A combined fine of $225,000 and five years of unsupervised probation without jail time was handed down to two former bankers of Credit Suisse AG. Josef Dörig and Andreas Bachmann, both Swiss nationals, received the reduced sentence due to their cooperation with U.S. authorities.
Their crime: helping U.S. citizens evade taxes. Just one year ago, Credit Suisse pleaded guilty to “knowingly and willfully” assisting numerous American clients to commit tax evasion. How? By helping its U.S. clients open accounts and then hide the income generated by those accounts from the IRS. The penalty – which is considered to be the “cornerstone” of plea agreements when a company is the defendant in a tax evasion case – did not come without a price. In order to make “peace” with the U.S. government, Credit Suisse had to agree to pay a whopping $2.6 billion dollars.
A welcome piece of news for a beleaguered Justice Department, which has often come under fire for failing to curb Wall Street’s transgressions, this latest development is another example of the U.S. government’s resolve against powerful foreign financial institutions. It is, in fact, the first time that the Justice Department was able to obtain a guilty plea from a foreign bank in over a decade.
Robert Henoch, Mr. Dörig’s attorney, described a broken system that focused and penalized a few nominally responsible people in a much larger and organized system without focusing on the American citizens who wanted to evade taxes. “Foreign bankers and trust-company officials” are being unfairly targeted and maligned. “Mr. Dörig had advised his U.S. clients to disclose their accounts to the IRS from the very beginning,” he said.
Mr. Dörig received a heftier fine even though he was in his seventies, having admitted to assisting American clients divert money through clandestine methods into Swiss banks in order to keep it from being taxed. He said that he was “deeply sorry for what [he] did,” and added, “It will not be repeated.” Judge Gerald Bruce Lee agreed that while the normal sentence for a crime such as this was five years, Mr. Dörig’s service record and age made the reduced punishment “sufficient.”
These lenient sentences would not have been possible without the recommendation of Assistant U.S. Attorney Mark D. Lytle, the prosecutor for the case. But it was not out of the “goodness” of Mr. Lyrtle’s heart that he made this recommendation. Both men were expected to do something in exchange, namely live up to their end of a cooperation agreement. Very simply, Mr. Backmann and Mr. Dörig were expected to cooperate – to the fullest extent possible – in the U.S. government’s investigation into Credit Suisse.
And cooperate is exactly what Mr. Dörig and Mr. Backmann did. Understanding the backdrop against which a cooperation agreement was brokered often sheds light not only on the purpose, but on the spirit of such agreements. These cooperation agreements were struck at a time when the Justice Department was under heavy criticism for not taking action against banks.

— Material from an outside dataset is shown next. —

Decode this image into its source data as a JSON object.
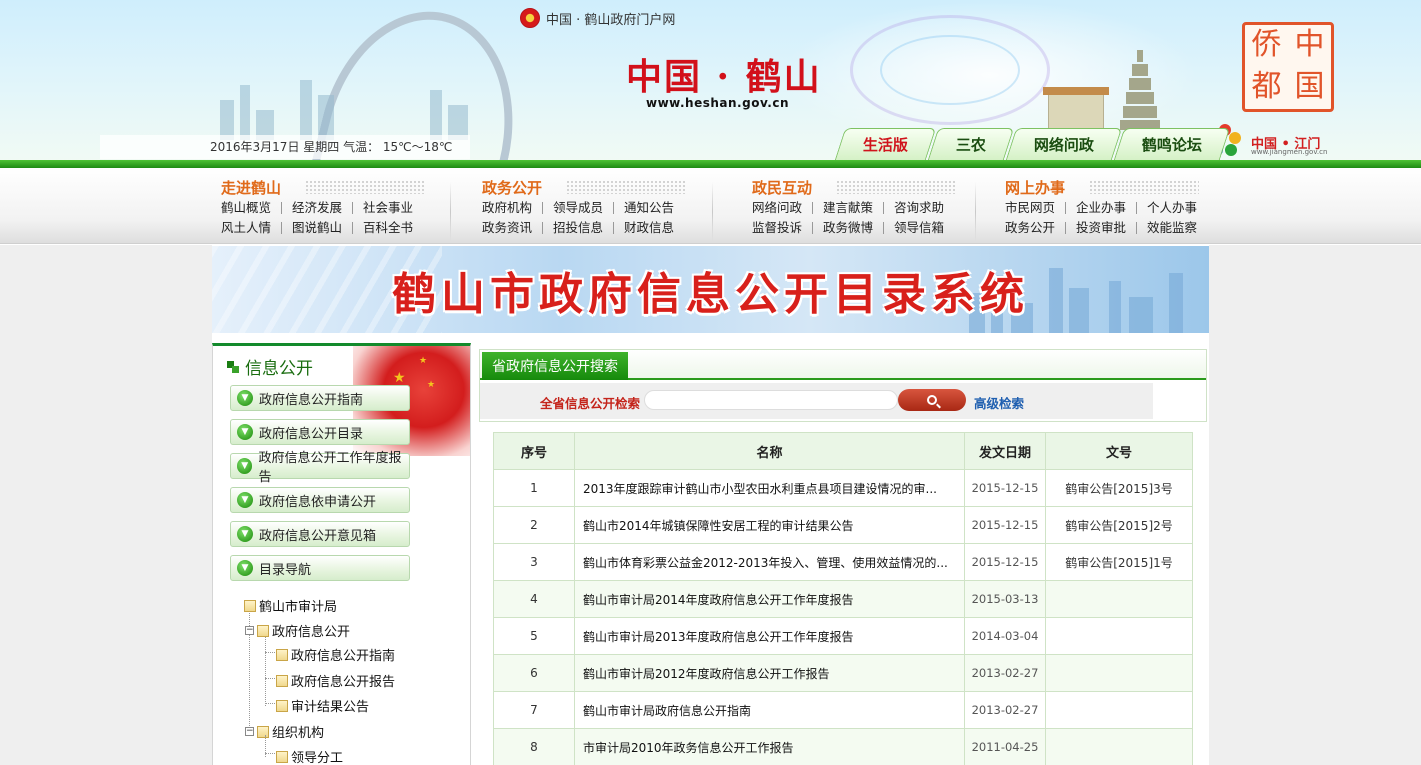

The two flew from Switzerland to the United States for their sentencing.
Courts have found over a 100 account holders guilty of having undeclared offshore accounts, with almost as many middlemen and banks involved, since 2009.
Bachmann and Dörig are only two out of eight other Credit Suisse employees (since 2011) who have become ensnared within the coils of the Justice Department’s crusade to target what the government has dubbed “enablers,” or those who assist U.S. persons to evade their U.S. taxes.
Backmann and Dörig now join a list of other prominent Swiss bank executives to be convicted for assisting U.S. clients to evade taxes. Martin Lack, an executive at Swiss bank UBS AG, pleaded guilty to the very same offense, and was sentenced to five years’ probation. And a federal court in Atlanta sentenced Gregg Kaminsky, an online entrepreneur, to four months in jail and two months of home confinement for hiding money he made on the online virtual game “Second Life” using a UBS bank account.